Um retriever mais que dedicado Henry Lawson (1867-1922)
Introdução Esta nova empreitada da Oficina de Tradução da Casa Guilherme de Almeida, intitulada “Contos de Humor, Ironia e Sátira”, buscou contemplar contos da língua inglesa que retratam situações humorísticas, irônicas e satíricas, sempre revelando – ou sugerindo – uma visão crítica da sociedade e das ações humanas. Trata-se de uma coletânea de contos que inclui sobretudo autores americanos, ingleses e irlandeses: Mark Twain, O. Henry, Ring Lardner, William T. Thompson, Saki, Oscar Wilde, James Joyce e Seumas O’Kelly; entretanto, aqui se encontram também respeitados autores de outros países de língua inglesa: Premchand (Índia), Thomas C. Haliburton (Canadá) e Henry Lawson (Austrália), aparentemente pouco conhecidos no Brasil.
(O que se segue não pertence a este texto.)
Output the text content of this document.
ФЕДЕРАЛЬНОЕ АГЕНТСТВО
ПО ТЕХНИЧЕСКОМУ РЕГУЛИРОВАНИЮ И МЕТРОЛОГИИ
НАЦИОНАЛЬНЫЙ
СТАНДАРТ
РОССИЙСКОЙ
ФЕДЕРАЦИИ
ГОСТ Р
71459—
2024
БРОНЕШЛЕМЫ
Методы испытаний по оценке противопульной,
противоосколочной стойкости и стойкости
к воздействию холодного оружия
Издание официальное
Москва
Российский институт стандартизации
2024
Com isso, pretendemos mostrar a variada gama de estilos, aspectos culturais e morais de diferentes regiões e a universalidade dos sentimentos e atitudes humanas. Esperamos ter contribuído para a difusão da cultura e da literatura em tradução. Com exceção de um conto, “O Funeral de Buck Fanshaw”, de Mark Twain, que foi traduzido coletivamente, os outros foram traduzidos em pares, pequenos grupos ou, em situações especiais (casos de desistência), individualmente. A elaboração desta coletânea em tradução, é importante dizer, foi uma riquíssima fonte de aprendizado e de conhecimento para todos os participantes. A troca de informações, as discussões coletivas e as interpretações compartilhadas resultaram nestes textos que agora submetemos à apreciação do leitor, que terá a oportunidade de ler (ou reler) alguns autores conhecidos e de conhecer alguns até então desconhecidos no Brasil, mas que em seus respectivos países desfrutaram de grande sucesso. Que o humor, a ironia e a sátira aqui contidos revelem um pouco mais da face humana que, apesar de diferente aqui e acolá, revela-se, no fim das contas, a mesma em qualquer rincão do universo. Alzira Allegro Coordenadora da Oficina de Tradução
Um retriever mais que dedicado Henry Lawson (1867-1922)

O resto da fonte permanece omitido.